Et Aix ! À l’occasion de sa (ré-)ouverture, l’Hôtel de Caumont consacre une exposition au maître vénitien.
Né et mort à Venise, il semblait naturel que Giovanni Antonio, dit Canaletto (1697-1768) jouât, de son pinceau, le rôle d’ambassadeur auprès des étrangers de passage en Italie. Si le XVIIIe lui doit force de vedute (genre pictural soulignant la perspective de panoramas urbains), la ville d’Aix-en-Provence est la première à regrouper aujourd’hui les toiles de sa période anglaise. Une initiative qui remet en question le réalisme souvent imputé au peintre. Comment pouvait-il représenter avec précision un paysage qu’il n’avait pas en face de lui ? À Londres, quand on ne lui commande pas de châteaux, il rêve de Venise. De là bon nombre de caprices. Nulle allusion ici à la cyclothymie de l’artiste, mais à une forme de représentations partiellement imaginaires. Ainsi, la Provence devient, le temps d’une exposition, le point de rencontre de l’Angleterre et de l’Italie. Voilà le triangle qui prélude à l’ouverture et l’activité du nouvel Hôtel de Caumont, cet ancien conservatoire de musique désormais reconverti en centre d’art.
Venise pour les Anglais
Tel père tel fils. Apprenti décorateur de théâtre aux côtés de son père, à Rome, Canaletto (1687-171768) s’affirme, dès son retour à Venise, en 1721, en tant que vedutiste. Sa réputation repose sur son sens de la précision et son traitement de la lumière. Deux qualités qui lui valent de peindre sa ville natale pour les touristes britanniques. Parmi ses commanditaires, le banquier et collectionneur, Joseph Smith – futur consul anglais à Venise – lui commanda treize dessus-de-porte représentant des monuments d’inspiration palladienne, dont le Pont du Rialto selon le projet de Palladio (1744, prêt de Sa Majesté la Reine Élisabeth II, Londres), présent dans l’exposition. À cette époque, l’Angleterre vouait, en effet, une admiration sans borne à Andrea Palladio (1508-1580), théoricien de la Renaissance italienne perpétuant le style antique.

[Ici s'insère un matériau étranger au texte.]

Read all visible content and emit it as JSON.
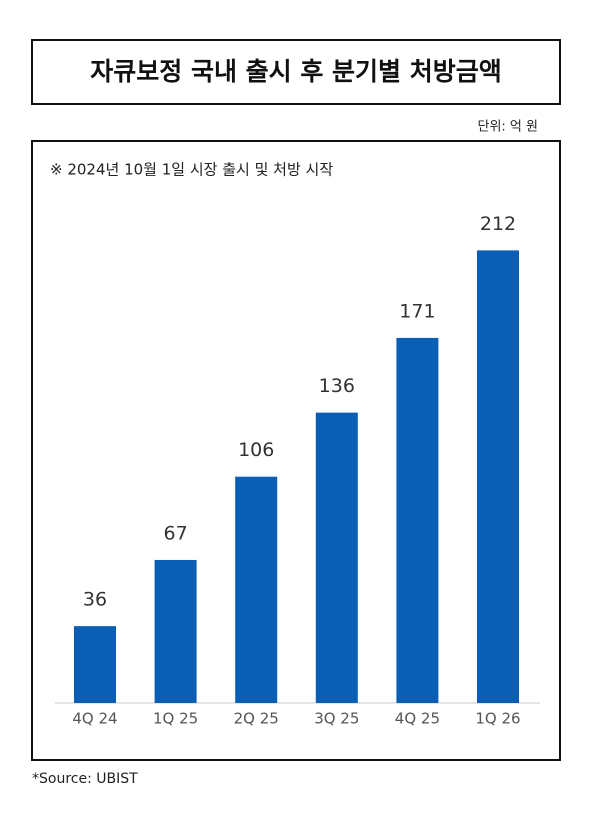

Pont du Rialto selon le projet de Palladio
Dès la troisième étape du parcours, certaines œuvres évoquent la technique du lavis. Les personnages se résument parfois à deux taches de couleurs, marquant la division entre ombre et lumière sur le visage. On imagine l’artiste déposant la pointe de son pinceau délicatement sur chaque ovale, dans l’espoir que la peinture se répartisse équitablement sur la toile. Tributaire des caprices de la matière, tout aquarelliste prend le même risque, en un sens. Pourtant, le terme de capriccio en arts plastiques semble plutôt renvoyer aux infidélités de la mémoire, voire aux humeurs d’un artiste enclin à modifier la réalité. Dans ces conditions, la peinture à l’eau se présente comme un moyen pour l’artiste d’attiser son imagination.
L’Angleterre en Angleterre
Ce parallèle technique trahit également la proximité qu’entretenait Canaletto avec l’Angleterre. Le maître vénitien s’installe à Londres en 1746. Là, il multiplie les aquarelles, diluant littéralement les détails qui ont forgé sa renommée. Soucieux de recenser leurs biens, certains propriétaires anglais le prient de bien vouloir peindre leur demeure. D’où les tableaux Alnwick Castel (collection du Duc de Northumberland), et Warwick Castle (Birmingham Museums). Fort d’un prêt exceptionnel, l’Hôtel de Caumont réunit deux vues sur la Tamise, probablement conçues comme une paire. Une première ! Londres, la City vue de la terrasse de Somerset House (The Courtauld Gallery, Londres) et Londres, la Cité de Westminster vue de la proximité du York Watergate (Yale Center for British Art). Avant de quitter l’Angleterre, en 1755, Canaletto cède pourtant à l’appel des caprices (encore et toujours!). Il fusionne motifs antiques, modèles palladiens, et souvenirs vénitiens, dont le caractère vaporeux donne l’impression d’un rêve. Impression que prolonge l’exposition du Centre d’art d’Aix-en-Provence, tant son nouvel écrin est féérique.
“Canaletto – Rome, Londres, Venise”, du 6 mai au 13 septembre. Caumont Centre d’art, Aix-en-Provence.
À VOIR AUSSI : L’exposition s’accompagne d’une installation immersive signée Gianfranco Iannuzzi, qui revisite l’oeuvre de Canaletto en la plongeant dans un contexte qui aurait très bien pu être le sien au moment où il peignait les vues de Venise.